Making the right decisions when it comes to medical issues is sometimes difficult, even for specialists: What advantages and disadvantages does a treatment or diagnostic test have? Is it even necessary and are there any alternatives? Evidence-based medicine (EBM) seeks reliable answers that can help you find the treatment that is right for you. It is based on scientific proof, and not just theories or expert opinions.
If you’re ill, you’ll usually want to get better as soon as possible. Ideally that will simply happen without you having to do anything, and your body will fight off the illness on its own after a few days. But medicine can often help to speed up recovery or avoid complications. Whether having treatment is better than waiting it out depends on a number of different factors: What are the chances of a treatment leading to a faster recovery? Is it likely to cause side effects? Could complications develop if you don’t have treatment?
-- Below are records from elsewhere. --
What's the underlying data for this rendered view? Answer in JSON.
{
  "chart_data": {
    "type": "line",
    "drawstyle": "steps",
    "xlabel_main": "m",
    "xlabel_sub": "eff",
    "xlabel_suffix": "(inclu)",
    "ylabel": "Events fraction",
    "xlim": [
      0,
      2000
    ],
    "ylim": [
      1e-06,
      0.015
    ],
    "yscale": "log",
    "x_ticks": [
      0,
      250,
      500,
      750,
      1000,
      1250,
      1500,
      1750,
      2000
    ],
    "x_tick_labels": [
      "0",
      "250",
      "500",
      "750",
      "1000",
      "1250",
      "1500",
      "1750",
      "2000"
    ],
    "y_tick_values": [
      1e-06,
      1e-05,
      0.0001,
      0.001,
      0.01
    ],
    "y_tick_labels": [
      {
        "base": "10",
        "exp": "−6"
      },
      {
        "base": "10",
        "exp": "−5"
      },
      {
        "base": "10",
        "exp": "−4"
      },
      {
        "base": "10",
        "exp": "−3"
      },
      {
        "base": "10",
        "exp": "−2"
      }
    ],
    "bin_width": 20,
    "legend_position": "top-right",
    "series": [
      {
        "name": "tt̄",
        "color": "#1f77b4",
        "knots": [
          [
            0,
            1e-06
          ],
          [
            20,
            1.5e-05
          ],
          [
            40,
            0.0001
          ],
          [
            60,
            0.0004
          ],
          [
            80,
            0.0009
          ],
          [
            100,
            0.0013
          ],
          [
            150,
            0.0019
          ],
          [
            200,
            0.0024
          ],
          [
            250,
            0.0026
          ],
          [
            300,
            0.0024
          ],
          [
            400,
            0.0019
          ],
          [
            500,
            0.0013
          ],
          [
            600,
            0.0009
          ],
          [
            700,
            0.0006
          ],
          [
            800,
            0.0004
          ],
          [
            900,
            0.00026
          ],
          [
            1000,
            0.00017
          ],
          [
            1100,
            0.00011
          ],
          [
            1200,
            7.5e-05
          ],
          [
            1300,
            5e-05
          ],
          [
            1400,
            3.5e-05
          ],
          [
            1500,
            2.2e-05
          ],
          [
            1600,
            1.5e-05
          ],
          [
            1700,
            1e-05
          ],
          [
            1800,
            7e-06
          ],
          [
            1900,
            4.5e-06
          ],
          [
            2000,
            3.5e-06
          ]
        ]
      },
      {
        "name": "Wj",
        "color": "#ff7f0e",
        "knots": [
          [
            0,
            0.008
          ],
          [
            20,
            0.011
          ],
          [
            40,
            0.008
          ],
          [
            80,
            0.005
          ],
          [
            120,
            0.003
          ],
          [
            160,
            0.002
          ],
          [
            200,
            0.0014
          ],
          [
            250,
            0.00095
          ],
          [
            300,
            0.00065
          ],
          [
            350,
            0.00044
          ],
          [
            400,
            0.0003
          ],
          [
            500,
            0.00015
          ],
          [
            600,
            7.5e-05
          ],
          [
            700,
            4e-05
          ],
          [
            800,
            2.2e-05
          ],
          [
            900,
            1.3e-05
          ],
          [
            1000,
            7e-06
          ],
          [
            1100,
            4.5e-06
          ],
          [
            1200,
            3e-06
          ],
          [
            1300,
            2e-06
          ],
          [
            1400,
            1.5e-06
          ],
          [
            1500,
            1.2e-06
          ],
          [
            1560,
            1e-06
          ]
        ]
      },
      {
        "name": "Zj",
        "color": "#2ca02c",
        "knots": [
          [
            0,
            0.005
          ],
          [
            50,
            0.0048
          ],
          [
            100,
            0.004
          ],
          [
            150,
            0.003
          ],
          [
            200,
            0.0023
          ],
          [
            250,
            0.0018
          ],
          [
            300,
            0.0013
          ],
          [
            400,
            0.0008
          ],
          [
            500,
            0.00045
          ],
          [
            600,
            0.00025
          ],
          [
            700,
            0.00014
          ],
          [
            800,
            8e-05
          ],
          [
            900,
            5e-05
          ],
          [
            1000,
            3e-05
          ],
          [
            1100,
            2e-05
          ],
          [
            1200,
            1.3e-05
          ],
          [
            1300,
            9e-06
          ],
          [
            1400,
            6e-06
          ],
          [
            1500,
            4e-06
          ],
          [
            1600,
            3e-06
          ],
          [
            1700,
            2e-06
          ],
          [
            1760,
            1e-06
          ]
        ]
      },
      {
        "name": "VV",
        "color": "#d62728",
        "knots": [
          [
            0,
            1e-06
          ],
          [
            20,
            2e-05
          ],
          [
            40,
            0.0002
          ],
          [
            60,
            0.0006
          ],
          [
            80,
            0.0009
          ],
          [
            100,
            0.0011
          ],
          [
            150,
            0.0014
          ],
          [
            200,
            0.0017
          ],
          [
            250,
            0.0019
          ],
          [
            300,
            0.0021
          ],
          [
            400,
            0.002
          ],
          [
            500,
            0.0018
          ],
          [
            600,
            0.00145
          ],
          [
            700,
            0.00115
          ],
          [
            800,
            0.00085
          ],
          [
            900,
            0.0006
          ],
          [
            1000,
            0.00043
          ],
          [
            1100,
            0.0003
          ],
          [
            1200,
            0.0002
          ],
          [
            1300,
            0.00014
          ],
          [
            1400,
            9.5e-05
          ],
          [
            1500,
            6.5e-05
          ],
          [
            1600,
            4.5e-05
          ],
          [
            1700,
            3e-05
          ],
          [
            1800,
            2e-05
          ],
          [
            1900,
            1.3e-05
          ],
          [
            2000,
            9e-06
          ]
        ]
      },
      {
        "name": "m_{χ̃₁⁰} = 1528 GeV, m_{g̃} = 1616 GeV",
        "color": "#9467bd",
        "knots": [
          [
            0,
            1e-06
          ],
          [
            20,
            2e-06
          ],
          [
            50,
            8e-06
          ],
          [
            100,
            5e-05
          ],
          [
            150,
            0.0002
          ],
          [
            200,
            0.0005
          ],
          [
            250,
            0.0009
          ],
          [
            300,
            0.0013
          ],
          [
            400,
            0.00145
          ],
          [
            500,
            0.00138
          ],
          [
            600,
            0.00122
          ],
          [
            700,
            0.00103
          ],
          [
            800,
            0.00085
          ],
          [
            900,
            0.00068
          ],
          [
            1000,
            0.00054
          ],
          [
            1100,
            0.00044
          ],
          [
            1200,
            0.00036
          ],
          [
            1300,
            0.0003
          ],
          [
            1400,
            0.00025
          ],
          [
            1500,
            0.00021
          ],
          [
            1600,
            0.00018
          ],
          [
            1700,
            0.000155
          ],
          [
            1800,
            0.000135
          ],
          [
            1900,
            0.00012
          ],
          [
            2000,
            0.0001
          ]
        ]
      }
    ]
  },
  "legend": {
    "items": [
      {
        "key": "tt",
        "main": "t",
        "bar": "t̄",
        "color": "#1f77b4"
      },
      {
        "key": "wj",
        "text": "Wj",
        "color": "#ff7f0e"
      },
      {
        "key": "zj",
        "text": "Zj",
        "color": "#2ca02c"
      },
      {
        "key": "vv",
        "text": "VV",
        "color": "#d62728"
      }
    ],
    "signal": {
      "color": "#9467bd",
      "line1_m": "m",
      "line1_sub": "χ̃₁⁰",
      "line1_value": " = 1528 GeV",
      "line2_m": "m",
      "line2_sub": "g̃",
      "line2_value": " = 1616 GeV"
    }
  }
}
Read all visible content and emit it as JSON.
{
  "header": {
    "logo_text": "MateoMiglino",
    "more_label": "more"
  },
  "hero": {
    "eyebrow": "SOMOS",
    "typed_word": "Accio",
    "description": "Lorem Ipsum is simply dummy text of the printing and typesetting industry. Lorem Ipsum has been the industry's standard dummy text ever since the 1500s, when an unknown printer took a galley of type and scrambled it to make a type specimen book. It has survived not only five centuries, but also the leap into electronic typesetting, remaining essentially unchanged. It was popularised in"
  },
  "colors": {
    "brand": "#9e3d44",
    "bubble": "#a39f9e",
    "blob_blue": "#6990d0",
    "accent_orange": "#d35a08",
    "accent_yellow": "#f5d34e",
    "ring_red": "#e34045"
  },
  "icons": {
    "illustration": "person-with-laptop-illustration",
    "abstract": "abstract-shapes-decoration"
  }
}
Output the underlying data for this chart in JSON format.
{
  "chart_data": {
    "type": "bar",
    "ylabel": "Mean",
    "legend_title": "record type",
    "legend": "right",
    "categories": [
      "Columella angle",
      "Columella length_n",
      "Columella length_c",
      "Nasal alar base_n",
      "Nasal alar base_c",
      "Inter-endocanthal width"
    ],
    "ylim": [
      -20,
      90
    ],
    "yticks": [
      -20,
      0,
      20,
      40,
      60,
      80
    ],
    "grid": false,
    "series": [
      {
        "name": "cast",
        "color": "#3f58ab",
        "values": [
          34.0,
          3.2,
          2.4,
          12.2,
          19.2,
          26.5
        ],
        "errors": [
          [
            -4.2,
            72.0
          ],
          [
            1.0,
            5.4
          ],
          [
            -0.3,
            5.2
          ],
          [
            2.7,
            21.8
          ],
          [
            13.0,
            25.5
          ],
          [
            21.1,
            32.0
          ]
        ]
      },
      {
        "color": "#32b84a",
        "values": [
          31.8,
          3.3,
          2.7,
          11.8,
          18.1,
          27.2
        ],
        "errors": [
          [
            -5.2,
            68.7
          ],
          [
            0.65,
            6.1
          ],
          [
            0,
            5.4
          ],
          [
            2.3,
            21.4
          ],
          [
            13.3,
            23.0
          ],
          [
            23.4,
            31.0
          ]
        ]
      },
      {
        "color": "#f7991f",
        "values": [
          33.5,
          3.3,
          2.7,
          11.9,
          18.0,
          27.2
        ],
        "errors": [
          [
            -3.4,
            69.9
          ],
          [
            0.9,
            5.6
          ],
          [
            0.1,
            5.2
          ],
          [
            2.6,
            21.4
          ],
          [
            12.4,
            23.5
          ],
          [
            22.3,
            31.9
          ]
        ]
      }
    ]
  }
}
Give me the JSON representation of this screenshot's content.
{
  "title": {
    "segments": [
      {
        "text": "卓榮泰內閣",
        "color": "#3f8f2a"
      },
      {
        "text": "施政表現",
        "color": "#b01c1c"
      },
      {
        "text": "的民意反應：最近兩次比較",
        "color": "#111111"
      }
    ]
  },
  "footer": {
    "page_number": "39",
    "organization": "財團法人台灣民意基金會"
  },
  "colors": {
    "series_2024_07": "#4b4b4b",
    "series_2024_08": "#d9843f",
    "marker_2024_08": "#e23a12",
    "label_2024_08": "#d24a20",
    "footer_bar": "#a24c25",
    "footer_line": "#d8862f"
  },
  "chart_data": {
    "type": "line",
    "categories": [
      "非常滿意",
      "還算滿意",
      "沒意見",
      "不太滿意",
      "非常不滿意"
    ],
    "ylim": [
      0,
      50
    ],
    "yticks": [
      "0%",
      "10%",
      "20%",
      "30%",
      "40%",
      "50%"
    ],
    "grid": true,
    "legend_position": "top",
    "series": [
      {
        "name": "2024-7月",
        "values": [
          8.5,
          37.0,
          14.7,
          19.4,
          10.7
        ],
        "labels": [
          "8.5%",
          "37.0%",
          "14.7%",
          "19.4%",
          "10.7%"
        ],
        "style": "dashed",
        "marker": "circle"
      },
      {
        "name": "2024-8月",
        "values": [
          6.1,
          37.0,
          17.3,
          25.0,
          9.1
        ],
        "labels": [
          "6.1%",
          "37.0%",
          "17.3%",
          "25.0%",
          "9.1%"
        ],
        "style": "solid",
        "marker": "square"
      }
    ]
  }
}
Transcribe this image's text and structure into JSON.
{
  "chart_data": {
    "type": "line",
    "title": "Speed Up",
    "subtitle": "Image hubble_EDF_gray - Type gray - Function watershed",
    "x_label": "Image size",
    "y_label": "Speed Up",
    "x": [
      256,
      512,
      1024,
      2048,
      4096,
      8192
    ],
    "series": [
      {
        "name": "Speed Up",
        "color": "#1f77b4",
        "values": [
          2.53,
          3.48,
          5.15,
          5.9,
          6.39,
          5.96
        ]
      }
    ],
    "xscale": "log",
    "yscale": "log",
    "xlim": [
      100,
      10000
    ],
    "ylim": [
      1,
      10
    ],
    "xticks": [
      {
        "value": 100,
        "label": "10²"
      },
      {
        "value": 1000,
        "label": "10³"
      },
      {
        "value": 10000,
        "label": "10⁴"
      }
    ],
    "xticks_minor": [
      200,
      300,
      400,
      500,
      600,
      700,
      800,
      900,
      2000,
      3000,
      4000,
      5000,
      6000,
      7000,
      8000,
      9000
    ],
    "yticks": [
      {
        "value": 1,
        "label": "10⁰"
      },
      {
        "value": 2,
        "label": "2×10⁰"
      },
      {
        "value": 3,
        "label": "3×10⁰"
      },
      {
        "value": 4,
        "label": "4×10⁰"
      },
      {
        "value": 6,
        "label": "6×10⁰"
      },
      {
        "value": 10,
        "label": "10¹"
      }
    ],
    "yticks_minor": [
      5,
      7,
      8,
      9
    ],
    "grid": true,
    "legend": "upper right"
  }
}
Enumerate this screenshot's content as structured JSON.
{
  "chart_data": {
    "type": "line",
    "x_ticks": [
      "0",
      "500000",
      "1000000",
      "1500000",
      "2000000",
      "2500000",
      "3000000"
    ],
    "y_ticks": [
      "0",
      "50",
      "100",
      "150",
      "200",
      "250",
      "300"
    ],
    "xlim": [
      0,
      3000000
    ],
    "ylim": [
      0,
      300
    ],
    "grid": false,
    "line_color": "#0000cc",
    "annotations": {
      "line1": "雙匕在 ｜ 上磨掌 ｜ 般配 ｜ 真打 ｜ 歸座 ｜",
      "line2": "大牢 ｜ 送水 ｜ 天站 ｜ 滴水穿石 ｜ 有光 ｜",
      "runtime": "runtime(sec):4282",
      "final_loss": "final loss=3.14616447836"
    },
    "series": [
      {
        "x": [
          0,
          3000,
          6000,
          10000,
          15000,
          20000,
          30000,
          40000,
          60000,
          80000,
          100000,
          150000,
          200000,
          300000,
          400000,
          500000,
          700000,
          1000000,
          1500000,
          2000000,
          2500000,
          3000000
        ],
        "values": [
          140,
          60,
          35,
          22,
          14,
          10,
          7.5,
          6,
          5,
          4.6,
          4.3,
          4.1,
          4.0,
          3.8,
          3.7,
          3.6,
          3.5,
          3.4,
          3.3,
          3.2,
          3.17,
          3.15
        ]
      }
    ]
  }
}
Patients, as well as doctors and other healthcare professionals, need information they can depend on in these sorts of situations to make the best decisions possible. This is the purpose of evidence-based medicine (EBM): to provide healthcare professionals, patients and those close to them with up-to-date and scientifically proven information on the various medical options that are available to them. It can help to find out what sorts of advantages or disadvantages a treatment or test has, when people might benefit from it and whether it might also be harmful.
EBM uses special methods that it has developed to find the highest quality evidence for the benefits of a specific medical intervention. This evidence can be found in conclusive scientific studies. EBM also plays a part in making sure that the research that is done can help patients to answer the most important questions. This means that studies look into both the benefits of a treatment as well as how it affects quality of life, for example.